Bitcoin bei 67.000 US-Dollar: Optionsmarkt signalisiert Risiko
Analysten warnen vor einer "negativen Gamma"-Zone. Ein Bruch unter 68.000 US-Dollar könnte automatische Verkäufe auslösen und den Kurs bis auf 60.000 US-Dollar drücken.
Veröffentlicht
3. April 2026

Geopolitische Spannungen im Nahen Osten drücken den Bitcoin-Kurs derzeit um etwa 2 Prozent auf rund 67.000 US-Dollar. Doch die eigentliche Gefahr für Anleger könnte aus einer versteckten Ecke des Marktes kommen: dem Deribit-Optionshandel.
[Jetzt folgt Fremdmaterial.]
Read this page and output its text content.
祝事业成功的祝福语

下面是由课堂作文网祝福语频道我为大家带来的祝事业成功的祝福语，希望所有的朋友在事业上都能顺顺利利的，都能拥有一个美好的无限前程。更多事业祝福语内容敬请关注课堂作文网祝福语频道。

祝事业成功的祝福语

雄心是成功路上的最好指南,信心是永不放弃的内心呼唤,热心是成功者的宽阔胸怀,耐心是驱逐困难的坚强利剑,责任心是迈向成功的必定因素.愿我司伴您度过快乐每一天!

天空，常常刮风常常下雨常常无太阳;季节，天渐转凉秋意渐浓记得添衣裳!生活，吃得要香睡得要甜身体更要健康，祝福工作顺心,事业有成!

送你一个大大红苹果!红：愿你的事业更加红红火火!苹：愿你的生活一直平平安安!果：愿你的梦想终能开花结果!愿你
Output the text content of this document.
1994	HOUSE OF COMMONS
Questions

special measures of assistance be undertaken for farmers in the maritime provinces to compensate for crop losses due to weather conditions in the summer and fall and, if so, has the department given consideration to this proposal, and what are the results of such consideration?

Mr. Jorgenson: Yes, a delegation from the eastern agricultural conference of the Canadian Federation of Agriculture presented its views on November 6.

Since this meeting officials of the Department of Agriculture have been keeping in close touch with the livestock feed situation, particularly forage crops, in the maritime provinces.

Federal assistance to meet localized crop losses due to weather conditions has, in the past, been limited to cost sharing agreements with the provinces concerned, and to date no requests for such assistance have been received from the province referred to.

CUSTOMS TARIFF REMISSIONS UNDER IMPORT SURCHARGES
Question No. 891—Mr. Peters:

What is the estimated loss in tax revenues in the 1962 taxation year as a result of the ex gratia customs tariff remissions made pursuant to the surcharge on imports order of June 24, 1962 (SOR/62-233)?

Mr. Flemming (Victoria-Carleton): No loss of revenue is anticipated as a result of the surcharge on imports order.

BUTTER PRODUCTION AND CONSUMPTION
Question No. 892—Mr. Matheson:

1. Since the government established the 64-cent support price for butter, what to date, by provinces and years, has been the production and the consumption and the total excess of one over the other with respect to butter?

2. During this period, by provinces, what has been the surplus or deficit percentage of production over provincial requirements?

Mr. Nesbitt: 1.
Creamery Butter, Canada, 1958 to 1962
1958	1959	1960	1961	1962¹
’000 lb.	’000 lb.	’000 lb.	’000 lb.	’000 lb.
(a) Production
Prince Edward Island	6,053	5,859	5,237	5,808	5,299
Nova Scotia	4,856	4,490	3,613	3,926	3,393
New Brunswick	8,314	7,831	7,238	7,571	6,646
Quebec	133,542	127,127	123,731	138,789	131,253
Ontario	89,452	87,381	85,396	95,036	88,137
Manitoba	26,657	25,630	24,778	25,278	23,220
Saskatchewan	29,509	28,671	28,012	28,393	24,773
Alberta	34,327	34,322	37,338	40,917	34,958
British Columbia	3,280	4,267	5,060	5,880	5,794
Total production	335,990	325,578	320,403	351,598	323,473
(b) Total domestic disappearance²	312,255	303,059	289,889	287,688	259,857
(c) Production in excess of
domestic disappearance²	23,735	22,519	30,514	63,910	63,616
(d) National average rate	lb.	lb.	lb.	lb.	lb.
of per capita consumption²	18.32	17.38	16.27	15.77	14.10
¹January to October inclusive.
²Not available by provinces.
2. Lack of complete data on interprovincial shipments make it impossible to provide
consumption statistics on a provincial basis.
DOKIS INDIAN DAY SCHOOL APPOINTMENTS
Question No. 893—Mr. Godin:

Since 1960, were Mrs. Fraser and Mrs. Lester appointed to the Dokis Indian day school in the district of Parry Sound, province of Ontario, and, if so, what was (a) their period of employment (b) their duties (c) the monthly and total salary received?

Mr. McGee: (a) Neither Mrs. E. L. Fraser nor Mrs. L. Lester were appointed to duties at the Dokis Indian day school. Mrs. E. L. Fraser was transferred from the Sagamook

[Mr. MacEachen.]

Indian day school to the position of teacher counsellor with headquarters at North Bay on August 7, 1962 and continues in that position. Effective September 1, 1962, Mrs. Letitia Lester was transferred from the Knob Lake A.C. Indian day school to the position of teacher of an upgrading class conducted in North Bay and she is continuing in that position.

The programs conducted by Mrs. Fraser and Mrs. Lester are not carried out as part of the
Negative Gamma-Zone als Risikofaktor
Laut Daten von Glassnode haben Händler in den letzten Wochen massiv Put-Optionen als Absicherung gekauft, mit Ausübungspreisen zwischen 68.000 und 55.000 US-Dollar. Diese defensive Positionierung hat eine sogenannte "negative Gamma"-Zone geschaffen. In diesem Bereich sind Market Maker, die die Liquidität bereitstellen, gezwungen, ihre Absicherungsgeschäfte so zu steuern, dass sie einen bestehenden Abwärtstrend beschleunigen.
"Negative Gamma baut sich jetzt knapp unter den aktuellen Kursniveaus auf, von 68.000 US-Dollar bis hinunter in die hohen 50.000er", warnt Glassnode in seinem wöchentlichen Report.
Der Mechanismus eines beschleunigten Abverkaufs
Die Market Maker halten Short-Put-Positionen. Sinkt der Markt unter 68.000 US-Dollar, entstehen ihnen Verluste, die sie durch Leerverkäufe von Bitcoin (Short-Hedging) ausgleichen müssen. Diese automatisierten Verkäufe können den Kurs weiter nach unten drücken, was wiederum neues Hedging auslöst – ein sich selbst verstärkender Feedback-Loop.
Ein Bruch der 68.000-Dollar-Marke wäre daher nicht nur ein technisches Signal, sondern könnte die Tür zu einer Phase erzwungener Verkäufe öffnen. Glassnode sieht das Potenzial für einen raschen Rückgang bis zum 60.000-US-Dollar-Niveau, dem Tiefpunkt der Korrektur vom 5. Februar.
Dünne Liquidität verschärft die Lage
Die Situation wird durch die aktuell dünne Marktliquidität verschärft, die nach dem großen Optionsablauf am 27. März und während der Osterfeiertage typischerweise anhält. Es könnten schlicht nicht genügend Käufer vorhanden sein, um den Verkaufsdruck aus dem Options-Hedging aufzufangen. In einem solchen Szenario könnte der Rückgang deutlich unter 60.000 US-Dollar reichen.
Für Anleger im DACH-Raum unterstreicht diese Analyse, wie wichtig es ist, über die Schlagzeilen hinauszublicken. Die innere Mechanik des Derivatemarktes kann den Kursverlauf entscheidend prägen. Ein Halten über 68.000 US-Dollar würde die Spannung vorerst nehmen. Ein anhaltender Bruch darunter könnte die Kontrolle jedoch vorübergehend an automatisierten Verkaufskräften übergeben.